Drinking Water Quality Regulator for Scotland

Agency overview
- Formed: 2002
- Type: Public body of the Scottish Government
- Jurisdiction: Scotland
- Headquarters: Victoria Quay, Edinburgh
- Agency executive: Matthew Bower (acting), Chief Executive;
- Website: https://dwqr.scot/

= Drinking Water Quality Regulator for Scotland =

Public Body of the Scottish Government

The Drinking Water Quality Regulator for Scotland (DWQR) is a public body of the Scottish Government charged with ensuring drinking water in Scotland is safe to drink. The regulator undertakes inspections and monitoring to ensure water supplied by Scottish Water meets the requirements of The Public Water Supplies (Scotland) Regulations 2014, and takes action where these requirements are not met. DWQR also oversees the supply of water to the approximately 3% of the population who receive their drinking water from private water supplies, although regulation of such sources is the responsibility of the local authority.
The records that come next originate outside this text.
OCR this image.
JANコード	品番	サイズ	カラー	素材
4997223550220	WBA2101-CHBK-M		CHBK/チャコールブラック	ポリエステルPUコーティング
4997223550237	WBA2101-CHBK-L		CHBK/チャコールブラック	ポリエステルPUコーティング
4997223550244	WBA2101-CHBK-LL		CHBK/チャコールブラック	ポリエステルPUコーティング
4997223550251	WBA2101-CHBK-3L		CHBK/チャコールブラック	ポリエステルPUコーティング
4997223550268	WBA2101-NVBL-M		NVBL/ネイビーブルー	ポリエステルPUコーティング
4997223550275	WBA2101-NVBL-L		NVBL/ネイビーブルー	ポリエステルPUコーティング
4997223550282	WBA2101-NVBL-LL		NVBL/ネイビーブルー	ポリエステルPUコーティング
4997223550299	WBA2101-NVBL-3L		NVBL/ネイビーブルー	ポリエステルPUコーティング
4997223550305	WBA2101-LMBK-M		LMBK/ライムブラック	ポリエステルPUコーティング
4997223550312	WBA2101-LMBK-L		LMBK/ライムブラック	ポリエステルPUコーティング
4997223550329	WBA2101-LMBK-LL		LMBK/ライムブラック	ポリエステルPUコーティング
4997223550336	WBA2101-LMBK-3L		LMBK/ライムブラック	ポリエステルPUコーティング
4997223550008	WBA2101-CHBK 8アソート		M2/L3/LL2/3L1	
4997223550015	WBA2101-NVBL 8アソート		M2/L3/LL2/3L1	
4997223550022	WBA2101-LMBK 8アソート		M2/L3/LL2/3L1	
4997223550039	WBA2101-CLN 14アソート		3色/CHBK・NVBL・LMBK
The DWQR was formed in 2002, following the passage of the Water Industry (Scotland) Act 2002.

Economic regulation of the water and sewerage industry in Scotland is undertaken by the Water Industry Commission for Scotland, which monitors and reports on Scottish Water’s performance regarding customer service, investment, costs and leakage.

The Drinking Water Inspectorate is the equivalent body for England and Wales.